The reluctant schnorrer

Former Israel Museum director Martin Weyl, who will be honored by the city on Jerusalem Day, talks about development and fund-raising.

Dr. Martin Weyl (photo credit: IMJ/JERUSALEM POST PHOTO ARCHIVE)
Dr. Martin Weyl
(photo credit: IMJ/JERUSALEM POST PHOTO ARCHIVE)
Dr. Martin Weyl had heard a few rumors before he received the phone call from the mayor’s office informing him he would be a recipient of this year’s Distinguished Citizen of Jerusalem award.
Asked how he feels about getting the award – which he will receive on Jerusalem Day in recognition of his contributions to the city and its residents – the former Israel Museum director hesitates a moment, then says with a large smile, “It’s nice, especially for my grandchildren, to have a grandpa honored and come to the ceremony. As for myself, I don’t feel comfortable being at the center of attention, but it’s nice.”
Weyl was born in the Netherlands in 1940. During World War II, he was sent to the Westerbork transit camp in Amsterdam, and from there to Theresienstadt. At the end of the war, the family returned to the Netherlands, but Weyl, who had joined a Zionist youth movement, made aliya a few years later and went to a kibbutz. After his army service, he began to work as a mason in Jerusalem – including aiding in the Israel Museum’s construction.
“So I was involved with the museum right from the beginning, first as a mason, and then as a guide when it was opened,” he recalls. “I conducted guided tours at the museum while I went to study art history at the Hebrew University. Later on, I was appointed curator and then chief curator of the museum, and finally director – a position I held between 1981 and 1996, before retiring.”
During all his years at the head of the museum, he was close to legendary mayor Teddy Kollek, from whom he learned a lot.
“A year after the opening of the museum, Kollek was elected mayor of the city, and one of the first things he told me was that from now on, his task would be to collect money for Jerusalem – meaning that fund-raising for the museum would from now on be my personal task.

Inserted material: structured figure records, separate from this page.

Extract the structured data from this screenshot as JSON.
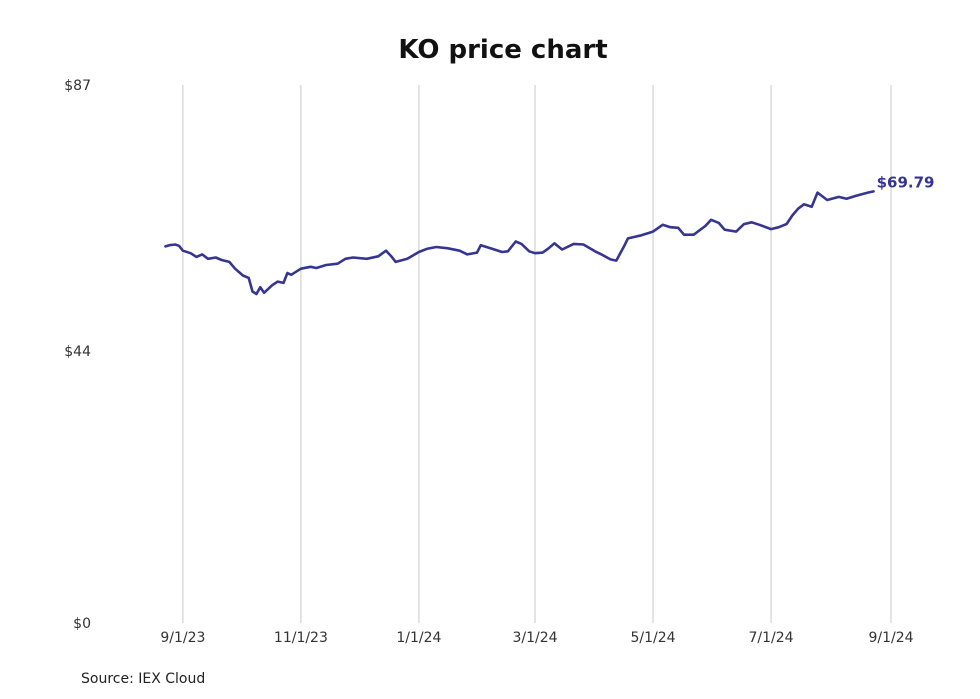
{
  "colors": {
    "line": "#363692",
    "grid": "#c8c8c8",
    "text": "#333333"
  },
  "footer": {
    "source": "Source: IEX Cloud"
  },
  "chart_data": {
    "type": "line",
    "title": "KO price chart",
    "xlabel": "",
    "ylabel": "",
    "ylim": [
      0,
      87
    ],
    "y_ticks": [
      {
        "value": 0,
        "label": "$0"
      },
      {
        "value": 44,
        "label": "$44"
      },
      {
        "value": 87,
        "label": "$87"
      }
    ],
    "xlim": [
      "2023-08-15",
      "2024-09-01"
    ],
    "x_ticks": [
      {
        "value": "2023-09-01",
        "label": "9/1/23"
      },
      {
        "value": "2023-11-01",
        "label": "11/1/23"
      },
      {
        "value": "2024-01-01",
        "label": "1/1/24"
      },
      {
        "value": "2024-03-01",
        "label": "3/1/24"
      },
      {
        "value": "2024-05-01",
        "label": "5/1/24"
      },
      {
        "value": "2024-07-01",
        "label": "7/1/24"
      },
      {
        "value": "2024-09-01",
        "label": "9/1/24"
      }
    ],
    "grid": "vertical",
    "last_value_label": "$69.79",
    "series": [
      {
        "points": [
          [
            "2023-08-23",
            60.9
          ],
          [
            "2023-08-25",
            61.1
          ],
          [
            "2023-08-28",
            61.2
          ],
          [
            "2023-08-30",
            61.0
          ],
          [
            "2023-09-01",
            60.2
          ],
          [
            "2023-09-05",
            59.8
          ],
          [
            "2023-09-08",
            59.2
          ],
          [
            "2023-09-11",
            59.6
          ],
          [
            "2023-09-14",
            58.9
          ],
          [
            "2023-09-18",
            59.1
          ],
          [
            "2023-09-21",
            58.7
          ],
          [
            "2023-09-25",
            58.4
          ],
          [
            "2023-09-28",
            57.3
          ],
          [
            "2023-10-02",
            56.2
          ],
          [
            "2023-10-05",
            55.8
          ],
          [
            "2023-10-07",
            53.6
          ],
          [
            "2023-10-09",
            53.2
          ],
          [
            "2023-10-11",
            54.3
          ],
          [
            "2023-10-13",
            53.4
          ],
          [
            "2023-10-17",
            54.6
          ],
          [
            "2023-10-20",
            55.2
          ],
          [
            "2023-10-23",
            55.0
          ],
          [
            "2023-10-25",
            56.6
          ],
          [
            "2023-10-27",
            56.3
          ],
          [
            "2023-11-01",
            57.3
          ],
          [
            "2023-11-06",
            57.6
          ],
          [
            "2023-11-09",
            57.4
          ],
          [
            "2023-11-14",
            57.9
          ],
          [
            "2023-11-20",
            58.1
          ],
          [
            "2023-11-24",
            58.9
          ],
          [
            "2023-11-28",
            59.1
          ],
          [
            "2023-12-05",
            58.9
          ],
          [
            "2023-12-11",
            59.3
          ],
          [
            "2023-12-15",
            60.2
          ],
          [
            "2023-12-18",
            59.2
          ],
          [
            "2023-12-20",
            58.4
          ],
          [
            "2023-12-26",
            58.9
          ],
          [
            "2024-01-01",
            60.0
          ],
          [
            "2024-01-05",
            60.5
          ],
          [
            "2024-01-10",
            60.8
          ],
          [
            "2024-01-16",
            60.6
          ],
          [
            "2024-01-22",
            60.2
          ],
          [
            "2024-01-26",
            59.6
          ],
          [
            "2024-01-31",
            59.9
          ],
          [
            "2024-02-02",
            61.1
          ],
          [
            "2024-02-07",
            60.6
          ],
          [
            "2024-02-13",
            60.0
          ],
          [
            "2024-02-16",
            60.1
          ],
          [
            "2024-02-20",
            61.7
          ],
          [
            "2024-02-23",
            61.3
          ],
          [
            "2024-02-27",
            60.1
          ],
          [
            "2024-03-01",
            59.8
          ],
          [
            "2024-03-05",
            59.9
          ],
          [
            "2024-03-08",
            60.6
          ],
          [
            "2024-03-11",
            61.4
          ],
          [
            "2024-03-15",
            60.4
          ],
          [
            "2024-03-21",
            61.3
          ],
          [
            "2024-03-26",
            61.2
          ],
          [
            "2024-04-01",
            60.1
          ],
          [
            "2024-04-05",
            59.5
          ],
          [
            "2024-04-09",
            58.8
          ],
          [
            "2024-04-12",
            58.6
          ],
          [
            "2024-04-16",
            60.9
          ],
          [
            "2024-04-18",
            62.2
          ],
          [
            "2024-04-25",
            62.7
          ],
          [
            "2024-05-01",
            63.3
          ],
          [
            "2024-05-06",
            64.4
          ],
          [
            "2024-05-10",
            64.0
          ],
          [
            "2024-05-14",
            63.9
          ],
          [
            "2024-05-17",
            62.8
          ],
          [
            "2024-05-22",
            62.8
          ],
          [
            "2024-05-28",
            64.2
          ],
          [
            "2024-05-31",
            65.2
          ],
          [
            "2024-06-04",
            64.7
          ],
          [
            "2024-06-07",
            63.6
          ],
          [
            "2024-06-13",
            63.3
          ],
          [
            "2024-06-17",
            64.5
          ],
          [
            "2024-06-21",
            64.8
          ],
          [
            "2024-06-25",
            64.4
          ],
          [
            "2024-07-01",
            63.7
          ],
          [
            "2024-07-05",
            64.0
          ],
          [
            "2024-07-09",
            64.5
          ],
          [
            "2024-07-12",
            65.9
          ],
          [
            "2024-07-15",
            67.0
          ],
          [
            "2024-07-18",
            67.7
          ],
          [
            "2024-07-22",
            67.3
          ],
          [
            "2024-07-25",
            69.6
          ],
          [
            "2024-07-30",
            68.4
          ],
          [
            "2024-08-05",
            68.9
          ],
          [
            "2024-08-09",
            68.6
          ],
          [
            "2024-08-14",
            69.1
          ],
          [
            "2024-08-20",
            69.6
          ],
          [
            "2024-08-23",
            69.79
          ]
        ]
      }
    ]
  }
}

I had no experience in the schnorrer [fund-raising] business, but he was a very good teacher.”
One of Weyl’s first large projects was the creation of a youth wing at the museum.
“It was very innovative, something nobody had seen before, but over the years it has become a beacon [for] youth to get to know art and to love it,” he says. “Today it seems obvious to have a youth wing in a big museum, but that was not so obvious then. Nevertheless, it is a big success.”
He developed his own personal method of acquiring artworks for the museum. Whenever Kollek introduced him to rich Jewish art collectors, Weyl would never ask them to donate a whole collection to the museum; rather, he would ask them to consider the museum “another heir in the family,” and to designate one piece of art for the Israel Museum in their wills – “something that was always welcome, and not considered too greedy,” he recalls.
In addition, the museum’s neutrality was useful during the years after the Six Day War, when many prospective Israel donors were uncomfortable with the political situation in the country or in Jerusalem.
“Donating for the arts, for a museum, was a solution for donors, since art was not controversial,” he explains, though he adds that the increasing need for money was dominant in his work.
“We had some of the best artists and people here,” he continues. “It was a pioneering atmosphere; we had the strong feeling that we were creating something new and very important.”
WEYL IS a consummate art lover. For him, art and culture are not just about staring at a work of art, but also about day-to-day engagement.
In that regard, his decision to ask French sculptor Niki de Saint-Phalle to design and build a sculpture that could serve the city’s children was a real innovation. The idea was unpopular at first, but Weyl recalls that he was so convinced it was the right thing to do that he didn’t care about the opposition. Today, the famous “Mifletzet” park has become an integral part of the city’s Kiryat Hayovel neighborhood.
“I am concerned that the little things that turn our lives into a lovable experience are so often disregarded,” he says. “Take, for example, public gardens and parks. Their number has been growing over the past few years, and that’s great – but have you noticed that people can’t just sit there and enjoy, [for the simple reason that] there is no shade from the blazing local sun?... No one paid attention to the need for shade – that’s what I call lack of culture. Culture is also about paying attention to the people, to the individuals.”
In his study on Emek Refaim Street, the retired Weyl – who until recently presided over the philanthropic Beracha Foundation after leaving the museum – says he is concerned about the changes he sees in the approach to art, from both the public and the artists.
“Art should serve the community,” he asserts. “It should not be appreciated only [for] its financial aspect, as it is so often today.”
After living in Jerusalem for many years, he finds that there are many layers to the city.
“The spiritual aspect is so important – it makes this city so fascinating. It has never ceased to surprise me; it is so complex. In fact, in my eyes, Jerusalem is the most cosmopolitan city in the world. I know that people say Tel Aviv [is the one that has a worldly] flavor, but for me, [Tel Aviv] is provincial; there is nothing to be compared to the cosmopolitan atmosphere of Jerusalem.”